Diante do exposto, podemos visualizar que os produtos essenciais, para o nosso ordenamento jurídico, são aqueles fundamentais para as atividades e para o cotidiano do consumidor, ademais, verifica-se uma peculiaridade frente a outros produtos: a necessidade de troca do produto ou restituição imediata deste, partindo do pressuposto da real necessidade por este produto.

4.2 Características

A caracterização dos produtos essenciais é uma proteção garantida ao consumidor pelo seu código de defesa, visando proteger o consumidor quando da aquisição de produtos que tenham um caráter de essencialidade, uma vez que, não se pode haver a garantia de um correto funcionamento de determinado produto, faz-se necessária sua proteção junto ao fornecedor, sujeitando o fornecedor a reparar o produto de natureza essencial imediatamente, ou devolver a quantia paga pelo produto, ou ainda, o abatimento do valor do produto de acordo com o vício do mesmo.

Para evitar abusos, espera-se que a jurisprudência interprete de forma ampla a norma do § 3° do art. 18, que afasta a imperatividade do prazo para conserto. Somente neste caso, a interpretação será conforme o princípio da proteção da confiança do sujeito protegido pela nova lei, o consumidor. (MARQUES, 1999).

A vasta interpretação da norma facilita a relação de consumo, já que o consumidor se encontra resguardado caso haja vício no produto e este ainda se assegura quanto ao prazo diferenciado na sua reparação.

Para o consumidor se valer do disposto no código de defesa no capitulo referente aos produtos essenciais se tem como necessário a determinação de quais produtos são considerados essenciais ao direito. Para isso o Decreto n° 7.963, de 15 de Março de 2013, no seu artigo 16 prevê:

Art. 16.  O Conselho de Ministros da Câmara Nacional das Relações de Consumo elaborará, em prazo definido por seus membros e formalizado em ato do Ministro de Estado da Justiça, proposta de regulamentação do § 3º do art. 18 da Lei nº 8.078, de 1990, para especificar produtos de consumo considerados essenciais e dispor sobre procedimentos para uso imediato das alternativas previstas no § 1º do art. 18 da referida Lei.      (Redação dada pelo Decreto nº 7.986, de 2013)

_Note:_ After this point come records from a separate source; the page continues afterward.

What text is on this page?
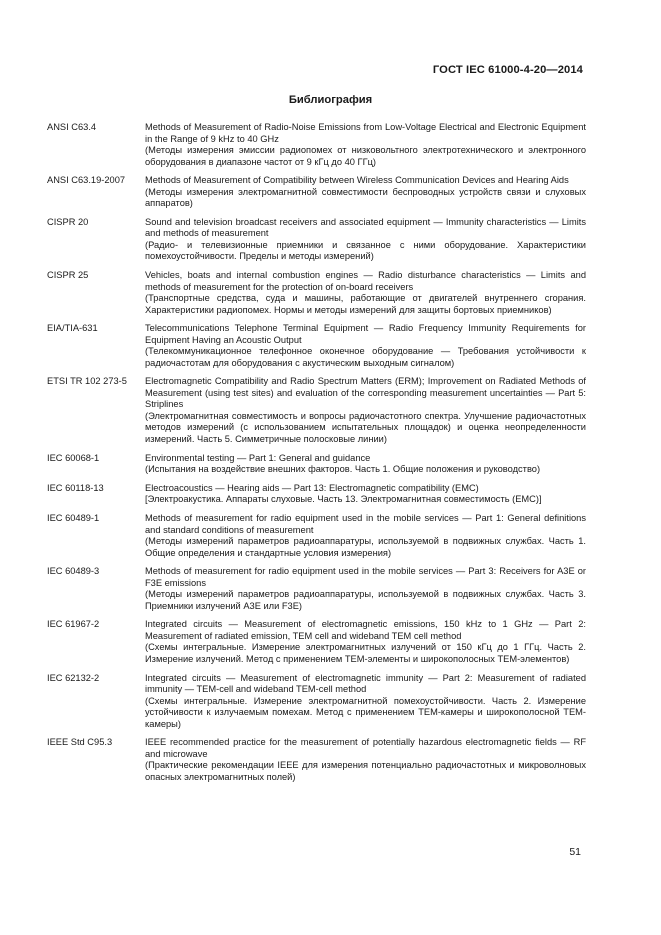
ГОСТ IEC 61000-4-20—2014
Библиография
ANSI C63.4	Methods of Measurement of Radio-Noise Emissions from Low-Voltage Electrical and Electronic Equipment in the Range of 9 kHz to 40 GHz
(Методы измерения эмиссии радиопомех от низковольтного электротехнического и электронного оборудования в диапазоне частот от 9 кГц до 40 ГГц)
ANSI C63.19-2007	Methods of Measurement of Compatibility between Wireless Communication Devices and Hearing Aids
(Методы измерения электромагнитной совместимости беспроводных устройств связи и слуховых аппаратов)
CISPR 20	Sound and television broadcast receivers and associated equipment — Immunity characteristics — Limits and methods of measurement
(Радио- и телевизионные приемники и связанное с ними оборудование. Характеристики помехоустойчивости. Пределы и методы измерений)
CISPR 25	Vehicles, boats and internal combustion engines — Radio disturbance characteristics — Limits and methods of measurement for the protection of on-board receivers
(Транспортные средства, суда и машины, работающие от двигателей внутреннего сгорания. Характеристики радиопомех. Нормы и методы измерений для защиты бортовых приемников)
EIA/TIA-631	Telecommunications Telephone Terminal Equipment — Radio Frequency Immunity Requirements for Equipment Having an Acoustic Output
(Телекоммуникационное телефонное оконечное оборудование — Требования устойчивости к радиочастотам для оборудования с акустическим выходным сигналом)
ETSI TR 102 273-5	Electromagnetic Compatibility and Radio Spectrum Matters (ERM); Improvement on Radiated Methods of Measurement (using test sites) and evaluation of the corresponding measurement uncertainties — Part 5: Striplines
(Электромагнитная совместимость и вопросы радиочастотного спектра. Улучшение радиочастотных методов измерений (с использованием испытательных площадок) и оценка неопределенности измерений. Часть 5. Симметричные полосковые линии)
IEC 60068-1	Environmental testing — Part 1: General and guidance
(Испытания на воздействие внешних факторов. Часть 1. Общие положения и руководство)
IEC 60118-13	Electroacoustics — Hearing aids — Part 13: Electromagnetic compatibility (EMC)
[Электроакустика. Аппараты слуховые. Часть 13. Электромагнитная совместимость (ЕМС)]
IEC 60489-1	Methods of measurement for radio equipment used in the mobile services — Part 1: General definitions and standard conditions of measurement
(Методы измерений параметров радиоаппаратуры, используемой в подвижных службах. Часть 1. Общие определения и стандартные условия измерения)
IEC 60489-3	Methods of measurement for radio equipment used in the mobile services — Part 3: Receivers for A3E or F3E emissions
(Методы измерений параметров радиоаппаратуры, используемой в подвижных службах. Часть 3. Приемники излучений А3Е или F3E)
IEC 61967-2	Integrated circuits — Measurement of electromagnetic emissions, 150 kHz to 1 GHz — Part 2: Measurement of radiated emission, TEM cell and wideband TEM cell method
(Схемы интегральные. Измерение электромагнитных излучений от 150 кГц до 1 ГГц. Часть 2. Измерение излучений. Метод с применением ТЕМ-элементы и широкополосных ТЕМ-элементов)
IEC 62132-2	Integrated circuits — Measurement of electromagnetic immunity — Part 2: Measurement of radiated immunity — TEM-cell and wideband TEM-cell method
(Схемы интегральные. Измерение электромагнитной помехоустойчивости. Часть 2. Измерение устойчивости к излучаемым помехам. Метод с применением ТЕМ-камеры и широкополосной ТЕМ-камеры)
IEEE Std C95.3	IEEE recommended practice for the measurement of potentially hazardous electromagnetic fields — RF and microwave
(Практические рекомендации IEEE для измерения потенциально радиочастотных и микроволновых опасных электромагнитных полей)
51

Observa-se que tal determinação resta em aberto desde 2013, padecendo os consumidores de uma solução que especifique quais produtos tem sua essencialidade admitida pela letra da lei. Há de se salientar que previamente este decreto postulava um prazo de três dias para o Conselho de Ministros da Câmara Nacional das Relações de Consumo, para a elaboração da referida especificação dos produtos essenciais.

Tem-se, portanto, com a caracterização dos bens essenciais, a determinação de quais produtos possuem garantias exclusivas dessa caracterização, como a prevista no §3º do artigo 18, do CDC, quanto ao direito do consumidor à troca,restituição da quantia paga ou ainda o abatimento do valor do produto, todos com caráter imediato, no caso de vício no produto.


5 JURISPRUDÊNCIAS DE PRODUTOS ESSENCIAIS

Existem nas jurisprudências vários entendimentos já pacificados do que vem a ser produtos essenciais, tendo em vista a necessidade do consumidor em ter a reparação do vício dos mesmos. A seguir alguns exemplos de produtos já reiterados pelos tribunais.

A geladeira, por se tratar de um produto indispensável à vida doméstica, servindo como meio principal de prolongar a vida útil de alimentos, veio por este motivo, a configurar a lista desses produtos. Considerada um bem essencial, pois é praticamente inimaginável ficar sem uma por um curto período de tempo. Concordando com esse entendimento tem-se a jurisprudência que reitera:

TJ-RS - Recurso Cível: 71005270004 RS

recurso inominado. consumidor. reparação de danos. vício de produto. aquisição de geladeira com defeito. produto encaminhado à assistência técnica por diversas vezes. demora superior a trinta dias para efetuar o conserto. RESTITUIÇÃO DO VALOR PAGO. inteligência do artigo 18, § 1º, II, do código de defesa do consumidor. consumidor que ficou SETE meses sem a geladeira. dano moral excepcionalmente configurado, pois se trata de produto essencial. quantum indenizatório fixado em r$ 1.500,00, pois arbitrado em consonância com os parâmetros utilizados pelas turmas recursais cíveis em casos análogos. (BRASIL, 2014).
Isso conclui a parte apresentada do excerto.